Consolidate and Codify Learning

The final corner of the quad framework has you pause, pivot, or pursue. Evaluate what you’ve learned, check your progress, and determine how to proceed.

Transcript

Over the course of this series we’ve talked about a number of activities and actions you can take to grow your business. The fourth and final side of the quad framework is really to stop and pause and reflect. The goal here is to think about what’s worked and what’s not and to consolidate and integrate your learnings to help improve.

Let me highlight a few questions that I like to ask when I’m working with a startup as it relates to every aspect of the quad framework. First we talked a lot about strategy. I think after you’ve done a few iterations in marketing it’s fair to ask yourself do you have the right product, is it relevant to the right target, do you have the right customer. You might find certain segments that you may not have looked at initially but are more profitable and have a higher interest in your product or service.

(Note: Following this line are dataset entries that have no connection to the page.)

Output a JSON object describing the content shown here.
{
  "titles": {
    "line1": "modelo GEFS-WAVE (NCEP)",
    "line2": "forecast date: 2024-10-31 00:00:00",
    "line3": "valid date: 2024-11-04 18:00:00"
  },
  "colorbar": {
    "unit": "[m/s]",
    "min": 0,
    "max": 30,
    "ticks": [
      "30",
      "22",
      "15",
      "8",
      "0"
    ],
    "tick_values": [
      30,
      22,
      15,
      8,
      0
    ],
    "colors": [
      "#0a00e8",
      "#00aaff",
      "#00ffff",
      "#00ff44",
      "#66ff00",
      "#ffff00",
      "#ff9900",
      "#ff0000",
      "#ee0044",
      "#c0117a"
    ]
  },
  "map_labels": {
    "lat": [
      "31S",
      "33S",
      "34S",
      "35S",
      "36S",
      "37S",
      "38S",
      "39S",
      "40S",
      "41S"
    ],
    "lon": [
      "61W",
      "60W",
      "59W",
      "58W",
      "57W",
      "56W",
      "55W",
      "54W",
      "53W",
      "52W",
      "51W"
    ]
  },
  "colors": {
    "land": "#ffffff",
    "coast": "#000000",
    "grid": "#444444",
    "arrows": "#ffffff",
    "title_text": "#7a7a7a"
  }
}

And as you think about strategy, we talked a lot about setting your foundation for execution. The questions I would ask, do you have a really well‑documented content marketing plan, is it actually working, and are your objectives clear. After you’ve worked objectives and content we talked a lot about marketing channels and what channels to chose. Do you have the right tactics? Do you have the right people doing the work for you? As you move from execution to optimization we talked a lot about growth hacking. Are you testing? Are you learning? Are you implementing those results? And are you really getting clear on what are those key aha moments to help codify those learnings and figure out what are those levers for success?

And as you go through this process you will hit that upper left corner which is to really make three decisions. One is to pause and think about do you need to make changes to your business, your product and your marketing tactic? Or potentially you pivot. Are there things that you learn that lead you to believe that you may want to pursue a different business or maybe a different segment? Are you going to aggressively pursue the business moving forward and continue along on that marketing mojo that you’ve already put in place? All you need is a little ingenuity, some hustle, curiosity and hard work. And those are the things that make you great as an entrepreneur. There’s never been a better time to create a startup. Go out there and market your product.

Suggested Readings

Founders School || Entrepreneurial Marketing || Codify and Consolidate Learning || Impact Guide (PDF).

Questions for You

What have we learned through experimentation and growth hacking?

Do we have the right product, target, customer?

Will we pause, pivot, or proceed?

Tools and exercises

Have people step back and reflect. What have been the big insights? Answer the question: are we on track?